In vista dell’uscita (15 novembre) dell’autobiografia, Zdenek Zeman ha parlato anche al Corriere della Sera. Tra carriera e vita privata, l’allenatore ceco ha toccato diversi temi. Di seguito le sue parole.
Roma è la sua città d’adozione.
Vivo qui da 25 anni, ho allenato entrambe le squadre, e sia i laziali sia i romanisti mi vogliono ancora bene.
Come trova la capitale?
È una splendida città antica, e una metropoli moderna piena di problemi che nessuno affronta.
Perché?
Perché gli italiani rimandano sempre tutto a domani.
Lei per quale squadra tifa?
Sono sempre stato juventino. Da piccolo andavo a dormire con la maglia bianconera”.

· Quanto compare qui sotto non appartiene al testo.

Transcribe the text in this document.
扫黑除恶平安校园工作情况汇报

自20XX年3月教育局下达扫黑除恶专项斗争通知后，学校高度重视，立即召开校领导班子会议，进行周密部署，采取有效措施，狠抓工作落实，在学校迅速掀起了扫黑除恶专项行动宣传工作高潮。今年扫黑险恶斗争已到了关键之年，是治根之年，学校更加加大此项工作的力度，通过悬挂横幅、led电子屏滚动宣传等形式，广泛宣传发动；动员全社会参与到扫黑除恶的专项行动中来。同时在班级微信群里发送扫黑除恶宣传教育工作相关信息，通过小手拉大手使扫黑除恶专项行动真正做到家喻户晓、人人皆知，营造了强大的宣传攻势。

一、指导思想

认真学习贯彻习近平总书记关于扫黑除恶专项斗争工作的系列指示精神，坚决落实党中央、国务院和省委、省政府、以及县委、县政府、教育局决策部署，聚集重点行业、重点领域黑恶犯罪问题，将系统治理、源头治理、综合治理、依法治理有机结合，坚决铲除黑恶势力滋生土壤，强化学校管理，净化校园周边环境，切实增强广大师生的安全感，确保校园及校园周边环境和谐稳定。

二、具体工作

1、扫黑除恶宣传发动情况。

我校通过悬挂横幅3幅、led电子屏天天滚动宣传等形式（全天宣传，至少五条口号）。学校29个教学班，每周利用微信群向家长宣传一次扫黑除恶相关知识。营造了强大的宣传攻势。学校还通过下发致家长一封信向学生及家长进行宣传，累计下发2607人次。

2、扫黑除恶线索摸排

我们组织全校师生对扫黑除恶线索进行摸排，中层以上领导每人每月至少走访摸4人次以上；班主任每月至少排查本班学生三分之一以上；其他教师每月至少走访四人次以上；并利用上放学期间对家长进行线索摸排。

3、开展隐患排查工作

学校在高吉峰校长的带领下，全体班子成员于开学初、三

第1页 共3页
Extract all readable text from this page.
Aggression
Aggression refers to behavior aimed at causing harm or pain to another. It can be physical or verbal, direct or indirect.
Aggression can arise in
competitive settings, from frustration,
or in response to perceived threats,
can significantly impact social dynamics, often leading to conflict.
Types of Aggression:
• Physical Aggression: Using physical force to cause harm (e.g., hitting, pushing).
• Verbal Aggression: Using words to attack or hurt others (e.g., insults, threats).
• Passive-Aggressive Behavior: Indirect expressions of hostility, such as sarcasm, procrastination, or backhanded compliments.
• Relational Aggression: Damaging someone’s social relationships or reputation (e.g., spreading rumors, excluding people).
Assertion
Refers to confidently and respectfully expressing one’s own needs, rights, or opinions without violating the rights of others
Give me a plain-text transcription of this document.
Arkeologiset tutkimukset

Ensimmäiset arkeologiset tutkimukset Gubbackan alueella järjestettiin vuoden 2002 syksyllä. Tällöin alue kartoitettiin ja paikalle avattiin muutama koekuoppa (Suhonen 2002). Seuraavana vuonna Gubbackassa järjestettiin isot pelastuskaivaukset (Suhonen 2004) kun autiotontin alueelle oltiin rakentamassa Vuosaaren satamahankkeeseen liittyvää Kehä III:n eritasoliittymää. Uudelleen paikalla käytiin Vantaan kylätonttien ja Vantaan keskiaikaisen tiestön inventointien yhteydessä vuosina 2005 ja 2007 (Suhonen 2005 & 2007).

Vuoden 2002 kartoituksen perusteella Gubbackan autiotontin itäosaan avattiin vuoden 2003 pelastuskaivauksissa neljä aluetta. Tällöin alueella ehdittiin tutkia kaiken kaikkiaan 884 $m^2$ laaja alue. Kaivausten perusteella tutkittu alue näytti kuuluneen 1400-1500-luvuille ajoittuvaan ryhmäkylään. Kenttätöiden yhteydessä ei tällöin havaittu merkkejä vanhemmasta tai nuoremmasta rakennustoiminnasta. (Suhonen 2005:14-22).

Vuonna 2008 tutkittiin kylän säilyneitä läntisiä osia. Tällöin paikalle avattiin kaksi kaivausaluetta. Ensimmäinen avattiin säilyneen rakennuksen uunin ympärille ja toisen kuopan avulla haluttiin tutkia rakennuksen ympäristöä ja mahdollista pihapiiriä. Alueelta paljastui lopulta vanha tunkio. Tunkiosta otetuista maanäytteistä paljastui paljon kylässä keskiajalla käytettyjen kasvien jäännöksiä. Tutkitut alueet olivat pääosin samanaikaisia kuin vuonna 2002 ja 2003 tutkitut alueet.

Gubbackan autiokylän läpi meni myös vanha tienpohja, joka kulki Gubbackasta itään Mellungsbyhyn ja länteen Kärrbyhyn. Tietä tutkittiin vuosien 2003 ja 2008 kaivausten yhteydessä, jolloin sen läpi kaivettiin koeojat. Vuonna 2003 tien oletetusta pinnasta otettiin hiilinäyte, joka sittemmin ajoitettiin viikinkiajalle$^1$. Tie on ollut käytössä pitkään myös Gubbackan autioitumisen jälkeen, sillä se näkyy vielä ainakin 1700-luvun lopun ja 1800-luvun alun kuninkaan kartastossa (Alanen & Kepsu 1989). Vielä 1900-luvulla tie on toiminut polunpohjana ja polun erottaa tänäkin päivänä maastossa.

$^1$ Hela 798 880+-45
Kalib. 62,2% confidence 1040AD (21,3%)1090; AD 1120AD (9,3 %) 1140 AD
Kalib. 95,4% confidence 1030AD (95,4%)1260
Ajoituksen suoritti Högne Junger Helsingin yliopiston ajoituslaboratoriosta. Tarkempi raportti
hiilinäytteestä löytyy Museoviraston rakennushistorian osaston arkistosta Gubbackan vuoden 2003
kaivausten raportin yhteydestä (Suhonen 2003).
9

Zeman juventino? Ma se avete avuto polemiche durissime.
Con la Juve di Moggi, Giraudo e Bettega. Ma la Juventus non comincia e non finisce con loro. Era la squadra di mio zio Cestmir Vycpálek: il più grande talento del calcio cecoslovacco prima di Pavel Nedved, che portai in Italia. La differenza è che Nedved, lavoratore maniacale, voleva allenarsi pure il giorno di Natale; mio zio invece amava le gioie della vita. Era stato a Dachau, e il lager l’aveva segnato. Ma mi dicono fosse birichino anche prima.
Nella capitale lei arrivò nel 1994, ad allenare la Lazio.
Firmai nella sede della Banca di Roma, e trovai la cosa molto strana. C’era pure Geronzi, il banchiere, e mi chiese quale allenatore avrebbe dovuto prendere la Roma. Lui pensava a Trapattoni.
La Lazio mi aveva esonerato. Suona il telefono: “Sono il presidente Sensi”. Buttai giù: “E io sono Napoleone”. Era Sensi per davvero.
Come andò con la Roma?
Il campionato 1998-1999 fu un calvario di torti arbitrali, che costarono alla mia Roma almeno 21 punti. A Udine ci inventarono un rigore contro. Avevamo un attaccante, Fabio Junior, immeritatamente detto l’Uragano blu, che non segnava mai; quando finalmente fece un gol, glielo annullarono, non si è mai capito perché. Episodi assurdi. I calciatori videro che i loro sforzi erano inutili, e qualcuno mollò. La quartultima giornata perdemmo 4 a 5 con l’Inter all’Olimpico. Si disse che l’Inter avesse contattato tre dei miei in vista dell’anno successivo. Ebbi l’impressione che alcuni fossero distratti, c’erano difensori che facevano i centravanti… Così con Sensi decidemmo di fare nuovi acquisti.
Invece Sensi la mandò via.
Il sistema lo convinse che con me in panchina non avrebbe mai vinto nulla.
Arrivò Capello, e nel 2001 vinse lo scudetto.
Ma con spese folli, tipo i 70 miliardi per Batistuta trentunenne, che costarono a Sensi il tracollo finanziario. E Capello non partecipò alla festa al Circo Massimo, che io non mi sarei perso per niente al mondo. Invece mi ritrovai senza contratto; del resto avevo sempre voluto accordi annuali. Mi avevano cercato il Real Madrid, il Barcellona, l’Inter. E avevo detto no a tutti.
Totti. Pareva avesse quattro occhi, due davanti e due dietro. Gli ho visto fare cose che sorprendevano tutti, anche me dalla panchina. Un’intelligenza calcistica prodigiosa. L’ho allenato due volte, quando aveva ventun anni e quando ne aveva trentasei, al mio ritorno alla Roma. Mi ha sempre seguito. E non abbiamo ma litigato.